A little bit about the Lantern Ring. There are some clues dropped here that involve a visit from David Ramsey as John Diggle. I have to say I love that he’s kind of become the DC version of Nick Fury. He shows up on all of the shows, and this time he has a box with a huge green glow power inside that tempts the jailed Thawne. We never see what is in the box, and Diggle talks about how it came to him. I think Diggle is being positioned to become Green Lantern. Now, that’s just speculation on my part, and there’s nothing official to that happening. Just remember you heard it here first.
One of the biggest losses on the show is that Jesse L. Martin isn’t in enough episodes. That’s been true for a couple of seasons, and he’s not returning as a regular for the ninth and final season. That’s a shame. I love Martin and consider him to be the best actor in this series. He’s really the emotional heart of the story, and he brings that so much in the few episodes he gets here. I suspect he’ll be in a few episodes next year in spite of his “leaving”. The Flash would never be the same without him.
The series has such a large cast at this point that you just can’t do justice to them all. While I like them all and can’t point out a weak link here, it’s becoming too much and has affected the storytelling somewhat. It will be very interesting to see how they say goodbye next year.
The Flash is presented in its original broadcast ratio of 1.78:1. The 1080p image is arrived at with an AVC MPEG-4. Colors are bright in this high-definition image presentation. You’ll find wonderful sharpness and detail. The lightning effects are brilliant and bold. The streaks are always a treat. Contrast truly stands out with the addition of Zoom and his dark nature. Black levels are as good as the broadcasts ever were.
The DTS-HD Master Audio 5.1 is often a force of its own. Surrounds bring the speed images to life. Dialog is the most important element here. It is well served, to be sure. The score is frantic and helps build atmosphere. Subs even find their place from time to time. Pretty solid stuff.
Deleted Scenes on select episodes.
Gag Reel: (9:26)
The Flash – Standing The Test Of Time: (8:40) A Look at the elements of time travel in the series and not just this season.

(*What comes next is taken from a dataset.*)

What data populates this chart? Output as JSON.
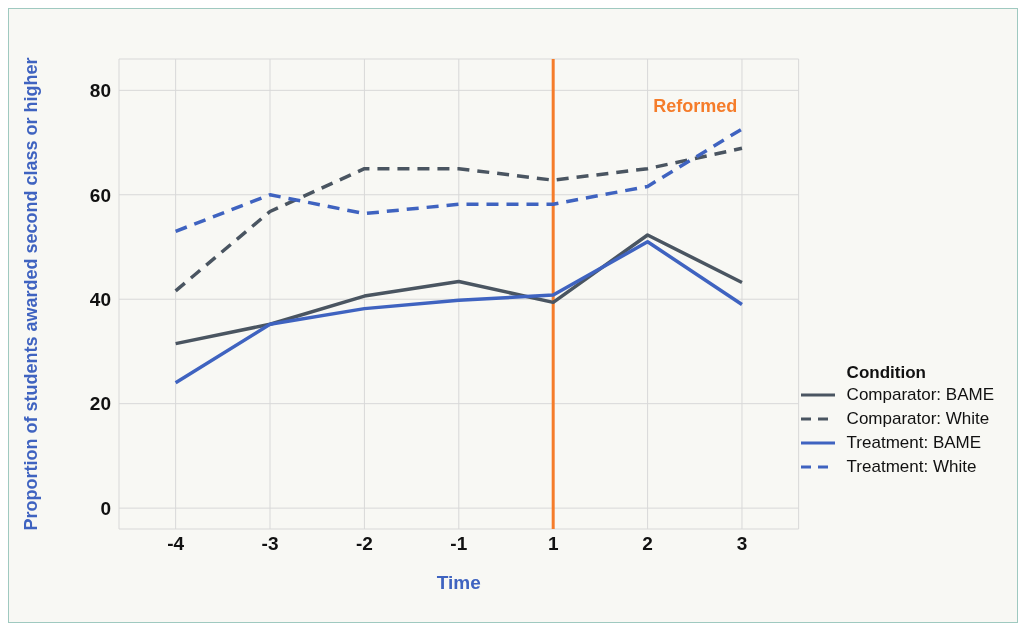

The DC Heroes – Path To Glory: (17:22) It’s a look at the dynamics behind the various DC heroes with clips from all of the CW/DC shows.
I’m certainly disappointed because the show is winding down. I do realize that it’s time. The Arrowverse has pretty much run its course, and the new leadership at Warner and the CW will want to do their own thing going forward. I feel justified in calling this the best of the CW shows now that it’s lasted longer than any of the others. I have one more year to savor first. I got to watch and review eight seasons of the show so far. “Now that was fun.”